Das Thema Boateng war, natürlich, auch am Dienstagabend allgegenwärtig. Sportdirektor Christoph Freund verteidigte das Interesse am früheren Nationalspieler abermals. „Es gilt die Unschuldsvermutung, es ist kein Verfahren am Laufen“, sagte der Österreicher. Ob Boateng wirklich zurückkehren wird, soll bis Ende der Woche entschieden werden.
In Kopenhagen bildeten wie zuletzt bei RB Leipzig (2:2) Dayot Upamecano und Min-Jae Kim die Innenverteidigung – und hatten alle Hände voll zu tun. Die Dänen starteten schwungvoll. So musste Sven Ulreich schon früh gegen den ziemlich blanken Mohamed Elyounoussi (4.) eingreifen.
In der Folge versuchten die Münchner, bei denen Nationalspieler Leon Goretzka nicht in der Startelf stand, durch längere Ballbesitzphasen an Sicherheit zu gewinnen. Doch trotz erster Chancen wirkten die Gäste verwundbar. Bei einem Elyounoussi-Kopfball (27.) war Ulreich zur Stelle. Glück hatten die Bayern, dass Viktor Claesson wenige Sekunden später knapp im Abseits stand.

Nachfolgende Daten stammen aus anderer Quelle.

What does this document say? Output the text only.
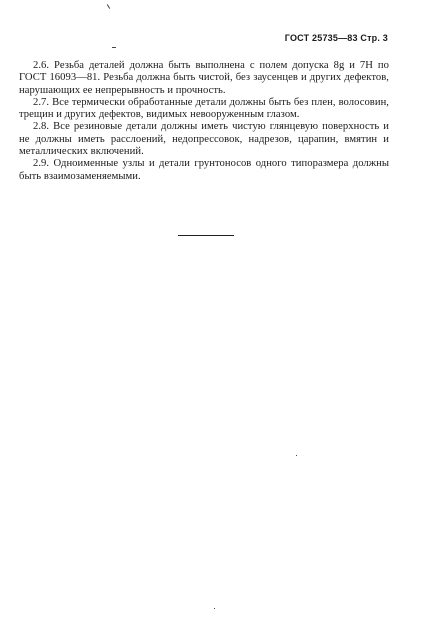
ГОСТ 25735—83 Стр. 3

2.6. Резьба деталей должна быть выполнена с полем допуска 8g и 7H по ГОСТ 16093—81. Резьба должна быть чистой, без заусенцев и других дефектов, нарушающих ее непрерывность и прочность.

2.7. Все термически обработанные детали должны быть без плен, волосовин, трещин и других дефектов, видимых невооруженным глазом.

2.8. Все резиновые детали должны иметь чистую глянцевую поверхность и не должны иметь расслоений, недопрессовок, надрезов, царапин, вмятин и металлических включений.

2.9. Одноименные узлы и детали грунтоносов одного типоразмера должны быть взаимозаменяемыми.
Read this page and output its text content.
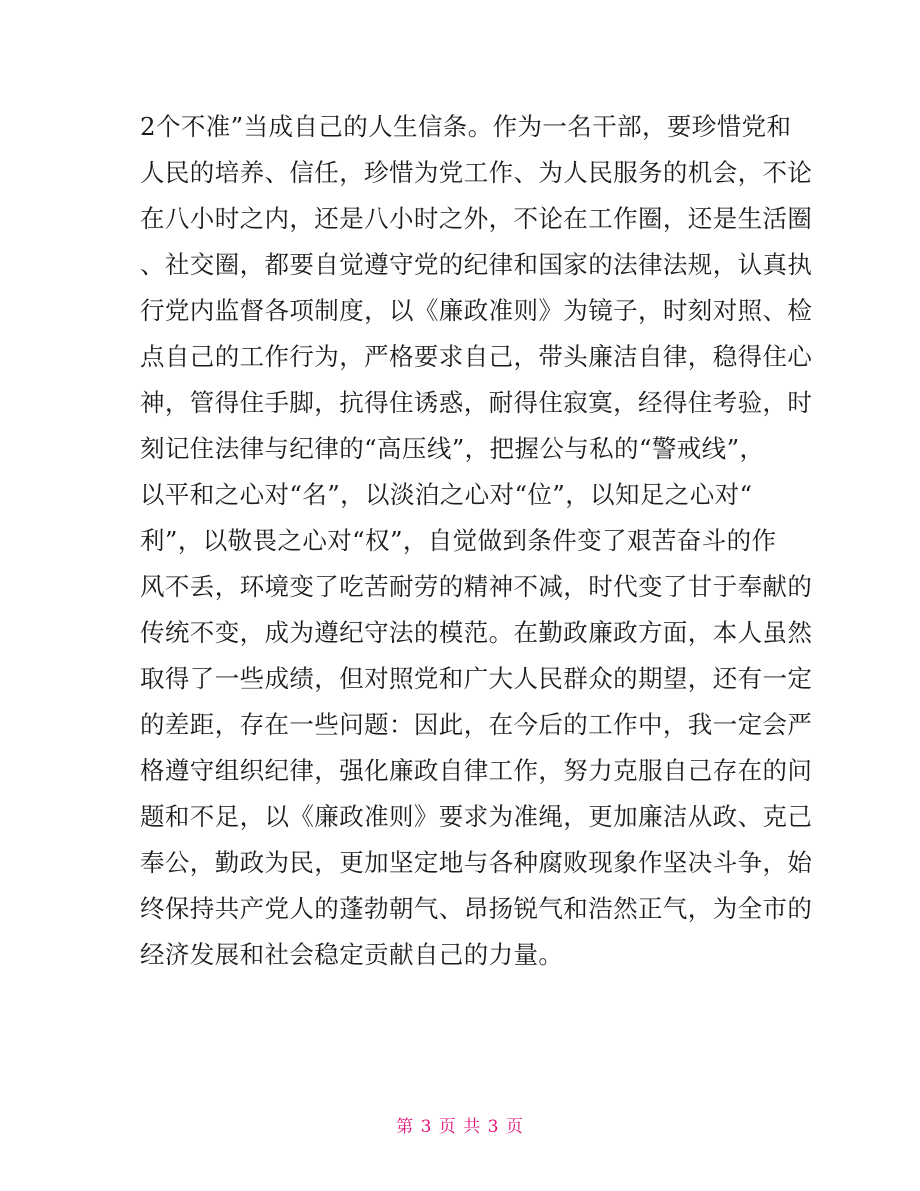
2个不准”当成自己的人生信条。作为一名干部，要珍惜党和
人民的培养、信任，珍惜为党工作、为人民服务的机会，不论
在八小时之内，还是八小时之外，不论在工作圈，还是生活圈
、社交圈，都要自觉遵守党的纪律和国家的法律法规，认真执
行党内监督各项制度，以《廉政准则》为镜子，时刻对照、检
点自己的工作行为，严格要求自己，带头廉洁自律，稳得住心
神，管得住手脚，抗得住诱惑，耐得住寂寞，经得住考验，时
刻记住法律与纪律的“高压线”，把握公与私的“警戒线”，
以平和之心对“名”，以淡泊之心对“位”，以知足之心对“
利”，以敬畏之心对“权”，自觉做到条件变了艰苦奋斗的作
风不丢，环境变了吃苦耐劳的精神不减，时代变了甘于奉献的
传统不变，成为遵纪守法的模范。在勤政廉政方面，本人虽然
取得了一些成绩，但对照党和广大人民群众的期望，还有一定
的差距，存在一些问题：因此，在今后的工作中，我一定会严
格遵守组织纪律，强化廉政自律工作，努力克服自己存在的问
题和不足，以《廉政准则》要求为准绳，更加廉洁从政、克己
奉公，勤政为民，更加坚定地与各种腐败现象作坚决斗争，始
终保持共产党人的蓬勃朝气、昂扬锐气和浩然正气，为全市的
经济发展和社会稳定贡献自己的力量。
第 3 页 共 3 页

TV-Experte Matthias Sammer schwärmte zur Pause von der Defensiv-Power der Dänen und gab ihnen bei Prime Video die „Schulbuchnote 1“ für Zusammenhalt und Verteidigen. Die Bayern agierten zu einfallslos. Superstar Harry Kane, der in der ersten Halbzeit auf lediglich sechs Ballkontakte kam, müsse „beweglicher sein“, monierte Sammer.
Kurz nach Wiederanpfiff schlug Kopenhagen eiskalt zu. Nach einem verlorenen Zweikampf von Konrad Laimer schalteten die Dänen blitzschnell um, Lerager traf. Die Bayern erhöhte die Schlagzahl – und profitierten von einer starken Einzelleistung Musialas (ein tolles Dribbling durch mehrere Gegenspieler samt präzisem Torschuss zum 1:1) sowie ihrer hochkarätig besetzten Bank: Müller setzte sich robust durch, bevor er auf Tel ablegte, der eiskalt zum 2:1-Endstand vollendete.